Boyce, as he entered, could see bodies moving about in the gloom, across a bright crack on the room’s far side, and down on its pale stone floor. He knew that others from the magazine’s reporting team were in there also, and had decided that they should rightly meet the same fate as their odious leader.
This was the moment. Richard Cracknell was trapped before him. A pistol was ready in his hand–the very same weapon used not three hours earlier to kill the woman with whom the villain had conspired to topple him. There was a gratifying appropriateness to this. The Colonel’s finger curled around the trigger.
Before he could shoot, however, another gun flared in the murk. The door-frame splintered, and something seemed to catch against him, knocking him back out of the house.
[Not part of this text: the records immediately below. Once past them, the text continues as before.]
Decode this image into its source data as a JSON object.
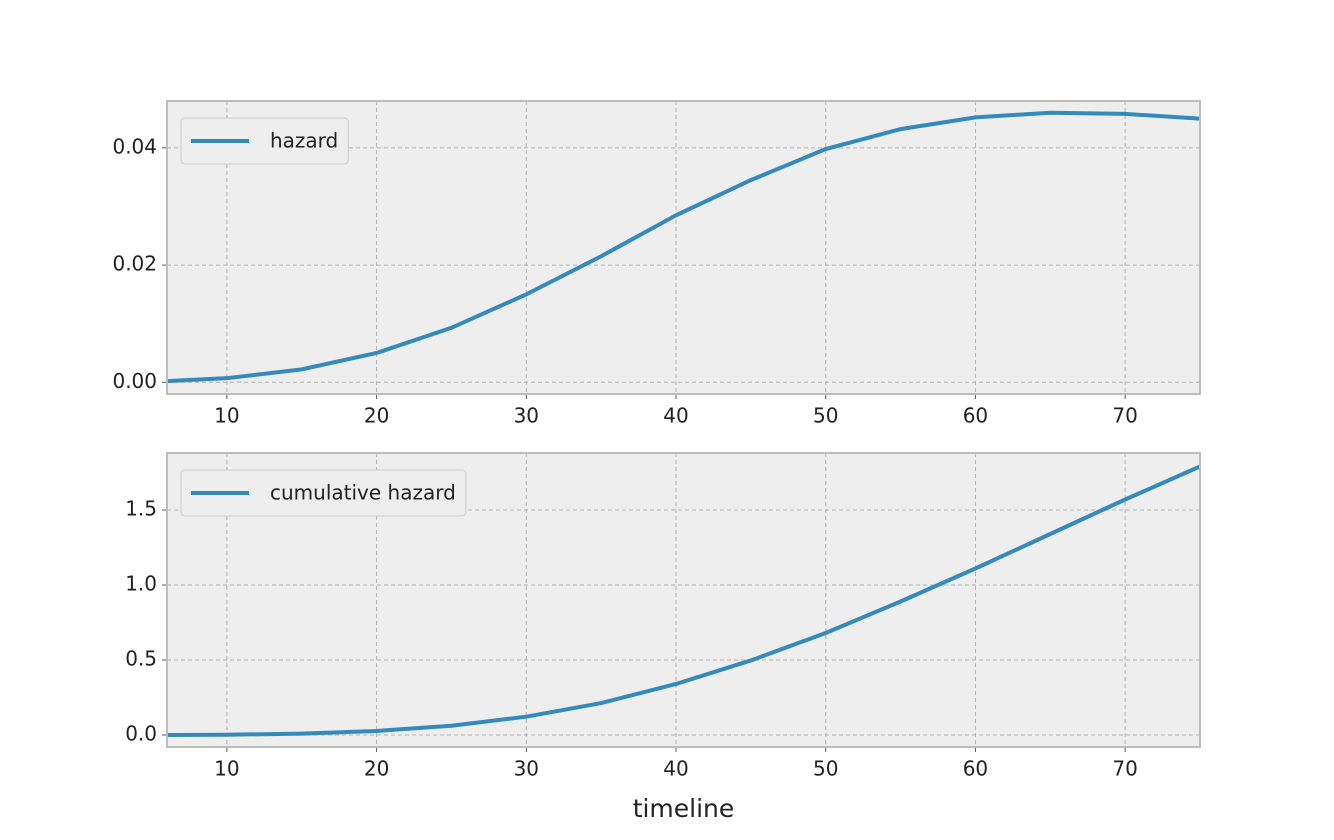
{
  "chart_data": [
    {
      "type": "line",
      "x": [
        6,
        10,
        15,
        20,
        25,
        30,
        35,
        40,
        45,
        50,
        55,
        60,
        65,
        70,
        75
      ],
      "series": [
        {
          "name": "hazard",
          "color": "#348abd",
          "values": [
            0.0002,
            0.0007,
            0.0022,
            0.005,
            0.0093,
            0.015,
            0.0215,
            0.0285,
            0.0345,
            0.0398,
            0.0432,
            0.0452,
            0.046,
            0.0458,
            0.045
          ]
        }
      ],
      "xlim": [
        6,
        75
      ],
      "xticks": [
        10,
        20,
        30,
        40,
        50,
        60,
        70
      ],
      "ylim": [
        -0.002,
        0.048
      ],
      "yticks": [
        {
          "value": 0,
          "label": "0.00"
        },
        {
          "value": 0.02,
          "label": "0.02"
        },
        {
          "value": 0.04,
          "label": "0.04"
        }
      ],
      "grid": true,
      "legend": "upper left"
    },
    {
      "type": "line",
      "x": [
        6,
        10,
        15,
        20,
        25,
        30,
        35,
        40,
        45,
        50,
        55,
        60,
        65,
        70,
        75
      ],
      "series": [
        {
          "name": "cumulative hazard",
          "color": "#348abd",
          "values": [
            0,
            0.002,
            0.009,
            0.027,
            0.062,
            0.122,
            0.213,
            0.34,
            0.497,
            0.68,
            0.89,
            1.11,
            1.34,
            1.57,
            1.79
          ]
        }
      ],
      "xlim": [
        6,
        75
      ],
      "xticks": [
        10,
        20,
        30,
        40,
        50,
        60,
        70
      ],
      "ylim": [
        -0.08,
        1.88
      ],
      "yticks": [
        {
          "value": 0,
          "label": "0.0"
        },
        0.5,
        {
          "value": 1,
          "label": "1.0"
        },
        1.5
      ],
      "xlabel": "timeline",
      "grid": true,
      "legend": "upper left"
    }
  ]
}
Boyce tried to level his pistol, to return fire into the smoke-filled parlour; but realised he couldn’t move, or indeed feel his right arm below the elbow. He looked down at it. The bullet had entered the forearm, about four inches above the wrist, breaking a bone and pushing it out through muscle, skin and uniform. A gory mess was dribbling out of the bottom of his sleeve, over his glove and the revolver held within it, and dripping down into the dust.